Fallingwater is arguably among the most remarkable houses ever built. It’s also a house that’s been standing since 1935, dramatically perched over an actual waterfall, in a region experiencing increased rain and snowfall each year.

This past summer, after more than 15 years of lobbying from art and design experts nationwide, this one-time residence for the Kaufmann family was among eight buildings by the eminent 20th-century architect Frank Lloyd Wright to be added to the UNESCO World Heritage List.

Fallingwater and the other buildings were designed during a half-century of Wright’s influential career, and they’re the first examples of modern architecture in the U.S. to be added to the prestigious list. As another fall and winter approach in the Pittsburgh region, what does that honor mean for this local architectural treasure?

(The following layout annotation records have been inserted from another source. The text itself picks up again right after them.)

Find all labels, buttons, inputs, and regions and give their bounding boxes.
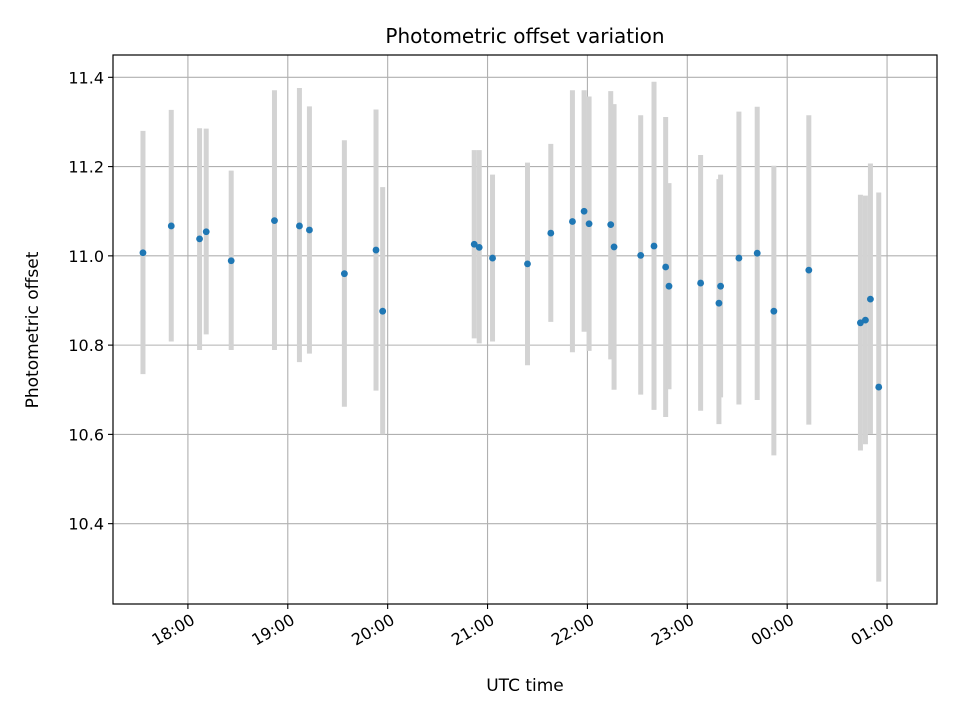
data-point xyxy=(735,254,743,262)
y-tick-label: 10.6 xyxy=(68,425,104,444)
data-point xyxy=(306,226,313,234)
data-point xyxy=(475,243,483,251)
y-tick-label: 11.2 xyxy=(68,158,104,177)
data-point xyxy=(470,240,478,248)
data-point xyxy=(770,307,778,315)
data-point xyxy=(569,218,576,225)
data-point xyxy=(167,222,175,230)
data-point xyxy=(227,257,235,265)
data-point xyxy=(196,235,203,243)
data-point xyxy=(650,242,658,250)
data-point xyxy=(857,319,864,327)
data-point xyxy=(340,270,348,278)
data-point xyxy=(753,249,761,257)
data-point xyxy=(379,307,387,315)
plot-frame xyxy=(112,54,938,605)
data-point xyxy=(715,299,723,307)
data-point xyxy=(139,249,147,257)
data-point xyxy=(697,279,705,287)
y-tick-label: 11.4 xyxy=(68,68,104,87)
data-point xyxy=(717,282,724,290)
x-axis-title: UTC time xyxy=(486,676,564,696)
data-point xyxy=(867,295,874,303)
data-point xyxy=(296,222,303,230)
data-point xyxy=(372,246,380,254)
data-point xyxy=(665,282,673,290)
data-point xyxy=(607,221,615,229)
data-point xyxy=(271,217,278,224)
data-point xyxy=(585,220,593,228)
chart-title: Photometric offset variation xyxy=(385,24,664,48)
y-tick-label: 11.0 xyxy=(68,247,104,266)
data-point xyxy=(547,229,555,237)
y-tick-label: 10.4 xyxy=(68,515,104,534)
data-point xyxy=(524,260,531,268)
data-point xyxy=(805,266,813,274)
data-point xyxy=(637,252,645,259)
data-point xyxy=(202,228,210,236)
data-point xyxy=(610,243,618,251)
y-axis-title: Photometric offset xyxy=(23,251,43,408)
data-point xyxy=(662,263,670,271)
data-point xyxy=(580,207,588,215)
data-point xyxy=(489,254,496,262)
data-points xyxy=(139,207,883,391)
y-axis: 10.4 10.6 10.8 11.0 11.2 11.4 xyxy=(68,68,113,534)
y-tick-label: 10.8 xyxy=(68,336,104,355)
data-point xyxy=(875,383,883,391)
data-point xyxy=(862,316,869,324)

Speaking from the sidelines of this week’s Frank Lloyd Wright Building Conservancy conference in Los Angeles, Fallingwater Director Justin Gunther chatted with NEXTpittsburgh about the future of the iconic Fayette County structure.

“World Heritage designation is the highest honor a cultural site can achieve, and it’s one reserved for places with outstanding, universal value,” explains Gunther. “It really is, first and foremost, about celebrating the significance of Frank Lloyd Wright.”

The designation doesn’t provide any funding. But “what it does do is give you an international stage to talk about the site’s significance,” he says. “It gives us a stronger platform to stand on as we look to fundraise for ongoing preservation work.”

While regular preservation and maintenance is a significant cost for any historical site, Gunther says the house poses particular logistical and financial challenges.

“The main inspiration for the design of Fallingwater is the waterfall itself,” he says. “It certainly informed every aspect of the design, yet it’s enemy number one for the house.”

The aging masonry and infrastructure, combined with rising water and snow levels across our region, mean that regular repairs — and thus, regular fundraising — are critical.

“The complexities of the design of Fallingwater, coupled with its placement over a waterfall, just magnifies the repair demands,” says Gunther, who previously worked as a manager at Mount Vernon and spent eight years teaching at the Savannah College of Art and Design before joining Fallingwater last March.

But even with these constraints, Gunther emphasizes that the organization continues to expand its educational offerings.

Their adjoining Fallingwater Institute, designed by the local office of Bohlin Cywinski Jackson, opened in 2017 and provides innovative residency programs for artists, students and scholars around the region.

Online, the organization recently commissioned the Virgnia-based Skyline Software Systems to create an interactive, photorealistic 3D map of the building. It’s a valuable tool for Gunther and his team to use internally, and the map could one day greatly increase virtual visitorship to the Laurel Highlands landmark.

“School children on the opposite side of the globe could really benefit from being able to experience the house in the virtual realm,” says Gunther, though he cautions that the public VR tour will take more time to produce and launch.

Until then, Gunther says he and his network of fellow Frank Lloyd Wright devotees are still “just kind of reveling in the honor,” and looking forward to many more years of tending to this stunning example of a World Heritage site.

“We have a commitment to preserve Fallingwater,” he says, “as long as it will stand.”